Hermione, em sua cama que agora tinha cobertas verde escuro, afundava o rosto no travesseiro e tentava ficar o maior tempo possível deitada. As noites eram passadas em claro, o sono chegando tarde e acabando cedo. Quando amanhecia e as meninas começavam a se movimentar, a primeira sempre sendo Thomasin, Hermione fechava os olhos com força em uma tentativa vã de voltar a dormir e acordar daquele sonho ruim.

Era pra ser difícil, tão difícil quanto a busca pelas horcruxes, mas era para fazer sentido. Encontrar Tom Riddle e impedi-lo de se tornar Voldemort fazia sentido, afinal, o bruxo das trevas era uma ameaça real e o seu eu mais jovem era tão real quanto ele, pelo que Harry e Ginny haviam descrito. Thomasin Riddle, no entanto, não fazia sentido. Ela não existia nos relatos dos amigos ou nas memórias armazenadas por Dumbledore, logo, não havia lógica em tentar impedi-la de… se tornar Voldemort? Aquilo poderia acontecer? Se pudesse, o Voldemort dali não era o seu e pará-lo não mudaria nada para Harry, Ron ou seus pais.

Algo havia dado muito errado e Hermione ganhara Thomasin ao invés de Tom. Onde devia haver o rapaz bonito descrito por Harry, havia uma garota de postura impecável e olhos frios. E cada vez que aquele rosto surgia na sua frente, mais a bruxa sentia o mundo ao redor ficar um pouco menos palpável.

“Vamos, Hermione.”

A voz de Dorea havia se tornado um alarme. Quando a colega chamava, Hermione sabia que era hora de deixar de lado as suas frustrações e se ajeitar para mais um dia de aulas, por mais que a vontade de se afundar nas cobertas fosse maior. Não que ela prestasse muita atenção nas lições: sua cabeça parecia constantemente cheia de algodão, como quando ela ia para a praia e entrava água em seu ouvido, mas ao menos fingia estar atenta. Seus cadernos, doações do professor Slughorn, permaneciam em branco e seus livros, praticamente intocados. No entanto, ninguém questionava o seu comportamento: todos esperavam que uma refugiada de guerra tivesse dificuldades em se adaptar à vida longe dos conflitos.

Volte e meia ela se pegava agradecendo Gellert Grindelwald pela enorme confusão que este havia criado na Europa no início do século. Sem isso, Hermione Granger provavelmente teria muito mais dificuldade de se passar por Hermione Sergeant, uma órfã fugida da França, onde os conflitos causados pelo bruxo das trevas e o ditador alemão trouxa aterrorizavam a todos.
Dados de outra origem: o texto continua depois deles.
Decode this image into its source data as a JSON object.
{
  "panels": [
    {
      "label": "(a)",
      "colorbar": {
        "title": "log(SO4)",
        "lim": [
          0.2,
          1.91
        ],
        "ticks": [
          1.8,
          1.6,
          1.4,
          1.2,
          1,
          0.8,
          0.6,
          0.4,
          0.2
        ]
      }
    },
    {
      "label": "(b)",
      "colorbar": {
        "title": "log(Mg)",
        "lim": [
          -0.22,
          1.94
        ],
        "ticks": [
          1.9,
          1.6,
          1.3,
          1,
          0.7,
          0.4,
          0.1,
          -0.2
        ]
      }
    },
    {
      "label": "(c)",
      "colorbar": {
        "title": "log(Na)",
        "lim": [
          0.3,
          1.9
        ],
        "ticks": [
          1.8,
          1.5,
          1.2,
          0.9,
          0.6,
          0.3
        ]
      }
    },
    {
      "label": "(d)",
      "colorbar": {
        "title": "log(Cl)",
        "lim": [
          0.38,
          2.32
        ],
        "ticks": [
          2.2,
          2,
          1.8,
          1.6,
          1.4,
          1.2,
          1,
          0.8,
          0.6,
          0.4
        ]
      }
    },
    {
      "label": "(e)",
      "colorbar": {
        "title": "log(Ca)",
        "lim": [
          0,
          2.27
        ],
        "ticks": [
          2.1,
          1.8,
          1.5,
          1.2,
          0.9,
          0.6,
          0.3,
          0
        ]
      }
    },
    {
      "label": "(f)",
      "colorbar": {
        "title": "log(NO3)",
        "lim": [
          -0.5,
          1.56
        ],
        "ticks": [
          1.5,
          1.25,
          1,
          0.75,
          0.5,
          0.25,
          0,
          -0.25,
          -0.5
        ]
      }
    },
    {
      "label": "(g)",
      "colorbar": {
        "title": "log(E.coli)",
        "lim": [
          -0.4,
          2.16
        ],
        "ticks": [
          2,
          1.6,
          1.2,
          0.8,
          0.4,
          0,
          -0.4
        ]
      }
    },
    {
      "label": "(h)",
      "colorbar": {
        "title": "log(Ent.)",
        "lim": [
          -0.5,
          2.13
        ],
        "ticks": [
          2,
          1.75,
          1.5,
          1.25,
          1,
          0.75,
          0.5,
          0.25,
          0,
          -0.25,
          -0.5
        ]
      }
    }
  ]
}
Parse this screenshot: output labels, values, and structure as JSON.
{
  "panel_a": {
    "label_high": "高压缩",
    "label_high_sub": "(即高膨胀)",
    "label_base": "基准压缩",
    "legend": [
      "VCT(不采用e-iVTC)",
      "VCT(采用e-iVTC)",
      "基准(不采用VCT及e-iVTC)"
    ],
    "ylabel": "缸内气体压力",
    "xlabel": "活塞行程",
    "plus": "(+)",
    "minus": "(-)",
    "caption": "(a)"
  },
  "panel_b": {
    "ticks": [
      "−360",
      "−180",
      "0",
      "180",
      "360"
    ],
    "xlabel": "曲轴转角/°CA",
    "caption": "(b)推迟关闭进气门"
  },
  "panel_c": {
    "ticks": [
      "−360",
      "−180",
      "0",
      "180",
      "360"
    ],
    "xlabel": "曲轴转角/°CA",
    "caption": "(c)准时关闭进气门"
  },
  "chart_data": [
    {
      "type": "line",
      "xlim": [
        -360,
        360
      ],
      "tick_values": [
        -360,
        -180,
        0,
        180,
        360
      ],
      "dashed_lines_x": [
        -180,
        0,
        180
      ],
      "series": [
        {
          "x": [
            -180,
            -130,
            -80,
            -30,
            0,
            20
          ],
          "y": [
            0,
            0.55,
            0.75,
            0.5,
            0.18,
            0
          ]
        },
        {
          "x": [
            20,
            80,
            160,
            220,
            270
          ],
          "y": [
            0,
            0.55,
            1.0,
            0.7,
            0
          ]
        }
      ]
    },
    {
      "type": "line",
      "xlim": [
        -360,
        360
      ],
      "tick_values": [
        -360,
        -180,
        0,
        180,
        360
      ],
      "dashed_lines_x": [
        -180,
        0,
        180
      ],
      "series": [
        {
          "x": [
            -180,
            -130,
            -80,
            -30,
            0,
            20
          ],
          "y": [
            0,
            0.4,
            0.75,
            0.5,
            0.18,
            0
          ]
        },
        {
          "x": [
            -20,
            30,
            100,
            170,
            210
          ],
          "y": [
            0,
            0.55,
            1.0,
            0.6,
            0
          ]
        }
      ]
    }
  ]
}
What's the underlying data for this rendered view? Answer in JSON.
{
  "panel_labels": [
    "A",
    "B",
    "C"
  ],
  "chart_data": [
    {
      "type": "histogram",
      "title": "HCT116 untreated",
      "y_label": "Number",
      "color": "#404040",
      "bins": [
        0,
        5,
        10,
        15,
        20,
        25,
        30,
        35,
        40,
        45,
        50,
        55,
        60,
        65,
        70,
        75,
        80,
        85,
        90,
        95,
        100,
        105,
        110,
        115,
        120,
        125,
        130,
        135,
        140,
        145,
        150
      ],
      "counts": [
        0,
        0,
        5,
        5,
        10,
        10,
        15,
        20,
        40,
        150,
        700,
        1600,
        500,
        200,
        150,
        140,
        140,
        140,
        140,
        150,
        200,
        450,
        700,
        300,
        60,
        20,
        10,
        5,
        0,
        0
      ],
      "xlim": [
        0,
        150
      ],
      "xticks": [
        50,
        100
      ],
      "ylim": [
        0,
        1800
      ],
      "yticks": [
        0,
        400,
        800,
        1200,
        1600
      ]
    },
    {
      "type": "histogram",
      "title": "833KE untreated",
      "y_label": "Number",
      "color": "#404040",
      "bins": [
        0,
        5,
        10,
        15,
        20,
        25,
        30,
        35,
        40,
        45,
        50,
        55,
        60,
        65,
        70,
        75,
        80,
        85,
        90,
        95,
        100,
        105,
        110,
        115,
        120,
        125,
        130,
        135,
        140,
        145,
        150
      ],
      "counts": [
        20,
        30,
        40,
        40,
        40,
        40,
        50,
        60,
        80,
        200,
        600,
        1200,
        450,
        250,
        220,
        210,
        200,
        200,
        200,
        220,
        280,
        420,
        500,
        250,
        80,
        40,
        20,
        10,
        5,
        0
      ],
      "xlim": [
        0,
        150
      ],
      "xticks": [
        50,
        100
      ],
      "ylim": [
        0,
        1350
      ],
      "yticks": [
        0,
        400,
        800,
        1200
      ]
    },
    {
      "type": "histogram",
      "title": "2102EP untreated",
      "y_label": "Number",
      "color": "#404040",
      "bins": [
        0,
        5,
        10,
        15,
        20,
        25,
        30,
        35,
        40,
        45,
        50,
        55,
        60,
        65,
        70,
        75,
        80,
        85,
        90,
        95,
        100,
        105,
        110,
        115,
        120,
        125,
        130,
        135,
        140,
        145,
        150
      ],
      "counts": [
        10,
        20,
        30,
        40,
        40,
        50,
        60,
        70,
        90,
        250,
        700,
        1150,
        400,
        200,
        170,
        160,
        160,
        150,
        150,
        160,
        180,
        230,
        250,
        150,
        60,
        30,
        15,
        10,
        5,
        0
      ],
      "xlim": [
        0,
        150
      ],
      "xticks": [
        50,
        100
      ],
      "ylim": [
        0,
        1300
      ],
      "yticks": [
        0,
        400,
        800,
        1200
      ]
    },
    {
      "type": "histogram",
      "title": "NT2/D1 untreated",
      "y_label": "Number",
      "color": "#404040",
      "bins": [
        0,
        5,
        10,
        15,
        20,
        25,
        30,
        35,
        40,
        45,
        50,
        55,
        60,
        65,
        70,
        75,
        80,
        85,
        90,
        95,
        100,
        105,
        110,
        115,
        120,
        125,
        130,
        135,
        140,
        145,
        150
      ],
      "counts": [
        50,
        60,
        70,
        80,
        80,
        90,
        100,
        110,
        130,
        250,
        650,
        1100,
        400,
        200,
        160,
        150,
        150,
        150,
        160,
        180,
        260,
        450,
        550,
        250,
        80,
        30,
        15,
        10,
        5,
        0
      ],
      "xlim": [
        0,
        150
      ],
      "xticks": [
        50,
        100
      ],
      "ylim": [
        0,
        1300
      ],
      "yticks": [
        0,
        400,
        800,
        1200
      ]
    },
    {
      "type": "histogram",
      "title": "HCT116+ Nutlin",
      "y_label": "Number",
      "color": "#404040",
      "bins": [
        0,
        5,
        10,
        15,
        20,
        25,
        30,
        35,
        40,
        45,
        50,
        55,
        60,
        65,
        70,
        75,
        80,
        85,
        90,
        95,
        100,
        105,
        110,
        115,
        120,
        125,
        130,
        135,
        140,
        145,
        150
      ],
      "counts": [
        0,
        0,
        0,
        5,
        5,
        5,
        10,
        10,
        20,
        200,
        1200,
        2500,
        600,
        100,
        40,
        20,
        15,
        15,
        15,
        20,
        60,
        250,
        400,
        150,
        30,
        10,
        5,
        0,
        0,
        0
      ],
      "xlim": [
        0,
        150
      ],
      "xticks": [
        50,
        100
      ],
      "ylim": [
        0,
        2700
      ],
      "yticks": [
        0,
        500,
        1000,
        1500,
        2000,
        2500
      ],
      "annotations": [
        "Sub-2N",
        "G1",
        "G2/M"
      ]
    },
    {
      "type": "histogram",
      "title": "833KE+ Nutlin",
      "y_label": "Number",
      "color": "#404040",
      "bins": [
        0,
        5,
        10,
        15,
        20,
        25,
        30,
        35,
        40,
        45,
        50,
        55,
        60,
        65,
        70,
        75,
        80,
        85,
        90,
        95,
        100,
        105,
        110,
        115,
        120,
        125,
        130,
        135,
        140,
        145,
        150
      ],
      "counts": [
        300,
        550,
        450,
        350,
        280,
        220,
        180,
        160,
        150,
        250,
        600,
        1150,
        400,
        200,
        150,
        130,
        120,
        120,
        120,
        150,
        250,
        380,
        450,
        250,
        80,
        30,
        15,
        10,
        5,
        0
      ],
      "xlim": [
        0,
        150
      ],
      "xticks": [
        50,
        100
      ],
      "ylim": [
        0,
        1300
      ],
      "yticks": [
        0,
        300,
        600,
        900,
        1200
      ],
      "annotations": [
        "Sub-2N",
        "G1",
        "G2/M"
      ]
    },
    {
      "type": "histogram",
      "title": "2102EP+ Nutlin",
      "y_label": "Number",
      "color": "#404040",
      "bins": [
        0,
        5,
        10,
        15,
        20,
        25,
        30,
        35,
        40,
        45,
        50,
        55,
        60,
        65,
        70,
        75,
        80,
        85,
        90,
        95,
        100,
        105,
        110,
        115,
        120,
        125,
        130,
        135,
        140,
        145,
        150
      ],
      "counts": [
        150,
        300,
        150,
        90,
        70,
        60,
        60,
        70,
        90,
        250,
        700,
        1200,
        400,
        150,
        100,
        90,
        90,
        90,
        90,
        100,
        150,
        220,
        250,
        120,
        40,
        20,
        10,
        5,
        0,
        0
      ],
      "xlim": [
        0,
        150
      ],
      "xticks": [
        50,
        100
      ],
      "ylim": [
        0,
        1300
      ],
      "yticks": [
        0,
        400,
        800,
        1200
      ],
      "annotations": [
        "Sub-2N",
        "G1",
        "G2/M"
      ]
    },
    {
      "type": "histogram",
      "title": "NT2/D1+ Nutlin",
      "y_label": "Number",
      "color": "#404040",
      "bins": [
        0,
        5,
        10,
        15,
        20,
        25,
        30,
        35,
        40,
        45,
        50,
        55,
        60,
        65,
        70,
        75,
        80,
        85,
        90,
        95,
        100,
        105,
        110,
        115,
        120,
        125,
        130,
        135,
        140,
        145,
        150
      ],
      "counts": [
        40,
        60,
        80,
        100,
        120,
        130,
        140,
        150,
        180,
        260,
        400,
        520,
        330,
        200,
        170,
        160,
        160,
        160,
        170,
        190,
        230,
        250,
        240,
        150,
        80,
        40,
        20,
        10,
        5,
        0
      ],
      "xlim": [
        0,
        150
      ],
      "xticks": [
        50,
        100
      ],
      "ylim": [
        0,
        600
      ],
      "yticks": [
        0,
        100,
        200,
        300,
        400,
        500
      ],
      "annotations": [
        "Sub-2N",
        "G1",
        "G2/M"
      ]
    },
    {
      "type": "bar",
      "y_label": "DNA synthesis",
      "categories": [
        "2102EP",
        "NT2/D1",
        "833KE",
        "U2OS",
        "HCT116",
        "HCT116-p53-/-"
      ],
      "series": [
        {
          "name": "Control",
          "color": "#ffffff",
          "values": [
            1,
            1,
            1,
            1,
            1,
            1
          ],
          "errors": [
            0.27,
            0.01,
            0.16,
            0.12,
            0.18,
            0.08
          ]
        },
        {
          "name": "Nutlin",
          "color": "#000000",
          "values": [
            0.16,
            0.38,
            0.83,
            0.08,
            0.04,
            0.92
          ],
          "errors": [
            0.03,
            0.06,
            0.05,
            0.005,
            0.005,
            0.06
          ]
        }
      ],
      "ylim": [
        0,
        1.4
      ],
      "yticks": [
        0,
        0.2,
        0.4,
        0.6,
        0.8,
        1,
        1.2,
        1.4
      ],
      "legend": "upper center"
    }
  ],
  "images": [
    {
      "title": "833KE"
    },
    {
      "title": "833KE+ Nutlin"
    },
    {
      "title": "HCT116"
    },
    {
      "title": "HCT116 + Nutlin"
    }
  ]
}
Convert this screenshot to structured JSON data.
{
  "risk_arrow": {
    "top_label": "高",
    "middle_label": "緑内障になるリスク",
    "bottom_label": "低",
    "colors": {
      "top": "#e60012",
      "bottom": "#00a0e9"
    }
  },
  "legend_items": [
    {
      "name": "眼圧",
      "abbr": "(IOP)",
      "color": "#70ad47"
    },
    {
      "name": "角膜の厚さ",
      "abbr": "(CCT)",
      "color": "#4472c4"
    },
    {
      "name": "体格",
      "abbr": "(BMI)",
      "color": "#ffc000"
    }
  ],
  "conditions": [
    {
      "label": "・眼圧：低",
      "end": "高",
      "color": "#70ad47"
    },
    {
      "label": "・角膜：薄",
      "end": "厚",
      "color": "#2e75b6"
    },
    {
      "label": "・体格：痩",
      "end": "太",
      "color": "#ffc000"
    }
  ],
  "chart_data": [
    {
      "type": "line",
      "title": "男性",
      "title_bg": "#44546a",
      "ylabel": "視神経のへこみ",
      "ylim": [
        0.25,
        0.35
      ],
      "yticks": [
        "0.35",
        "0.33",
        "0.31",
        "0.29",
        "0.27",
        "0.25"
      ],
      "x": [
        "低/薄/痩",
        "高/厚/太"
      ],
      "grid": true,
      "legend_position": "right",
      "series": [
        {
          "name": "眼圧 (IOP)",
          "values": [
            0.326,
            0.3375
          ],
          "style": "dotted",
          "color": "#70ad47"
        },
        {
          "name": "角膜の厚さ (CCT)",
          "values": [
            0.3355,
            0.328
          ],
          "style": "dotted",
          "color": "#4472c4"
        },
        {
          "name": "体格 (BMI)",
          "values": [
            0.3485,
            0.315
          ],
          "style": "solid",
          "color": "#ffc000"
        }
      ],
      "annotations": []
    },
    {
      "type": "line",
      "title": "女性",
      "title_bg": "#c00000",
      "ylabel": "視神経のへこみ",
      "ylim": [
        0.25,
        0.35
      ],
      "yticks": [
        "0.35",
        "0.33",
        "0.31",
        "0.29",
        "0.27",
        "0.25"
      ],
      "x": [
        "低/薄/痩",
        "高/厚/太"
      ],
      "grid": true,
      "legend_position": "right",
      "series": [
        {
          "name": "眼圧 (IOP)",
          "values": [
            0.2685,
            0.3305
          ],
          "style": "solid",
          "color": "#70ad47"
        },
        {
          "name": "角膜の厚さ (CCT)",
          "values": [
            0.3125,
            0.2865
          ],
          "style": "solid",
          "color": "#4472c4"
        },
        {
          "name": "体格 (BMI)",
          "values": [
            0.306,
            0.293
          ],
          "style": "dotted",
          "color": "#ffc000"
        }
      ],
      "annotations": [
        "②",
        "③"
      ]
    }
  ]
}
Ela se perguntava quais as chances de Grindelwald continuar sendo Gellert Grindelwald, ou se, como Voldemort, havia uma mulher que tomara o seu posto naquele tempo.

De vez em quando, no meio da aula, Hermione sentia uma imensa vontade de rir. Era como se o riso borbulhasse dentro de si, subindo-lhe pela garganta e só não saindo para fora por conta dos dentes pressionados uns contra os outros. Ela queria rir do seu azar e do que havia acontecido. Queria rir da expressão séria de Thomasin Riddle, que tinha mania de morder o lábio inferior enquanto se debruçava para fazer anotações em seus cadernos e sempre acabava com a mão suja de tinta, e de si mesma, que prestava atenção nesses detalhes inúteis. Queria rir do resultado miserável da sua tentativa de ser nobre e honrada, como Harry sempre havia sido. Queria rir das ideias que surgiam tarde da noite, planos de como se livrar de Thomasin e que envolviam a banheira do dormitório ou travesseiros macios. Nessas horas, a bruxa respirava fundo e fechava os olhos, tentando se imaginar no seu próprio tempo, com Ron mastigando goma de mascar ao seu lado enquanto Harry dormia na frente deles. Também tentava imaginar Riddle como ela devia ser pelos relatos dos amigos: sem curvas dos quadris ou seios, sem rosto delicado, sem cabelos compridos; imaginava-a reta e alta, como Tom Riddle deveria ser, com a voz grave e quem sabe até uma sombra no rosto ao fim do dia. Aquilo a acalmava um pouco e, se focasse apenas nos olhos azuis, podia se perder um pouco mais naquele faz-de-conta.

***

Quase um mês havia se passado desde que Hermione chegara em 1944 e ela ainda não sabia o nome de todas as meninas com as quais compartilhava o dormitório. Sabia que havia Dorea, sempre gentil e prestativa, e Thomasin, séria e inconveniente. Eram os únicos nomes dos quais se lembrava, mas já havia reparado nas outras alunas: uma garota de cabelos negros que adorava passar batom vermelho antes das aulas, outra com cabelos ruivos presos sempre em tranças e que passava mais tempo com alunas da Corvinal, e uma bruxa loira que volte meia estava encarrapitada na cama de Thomasin e parecia ser a única que arriscava se aproximar mais da garota.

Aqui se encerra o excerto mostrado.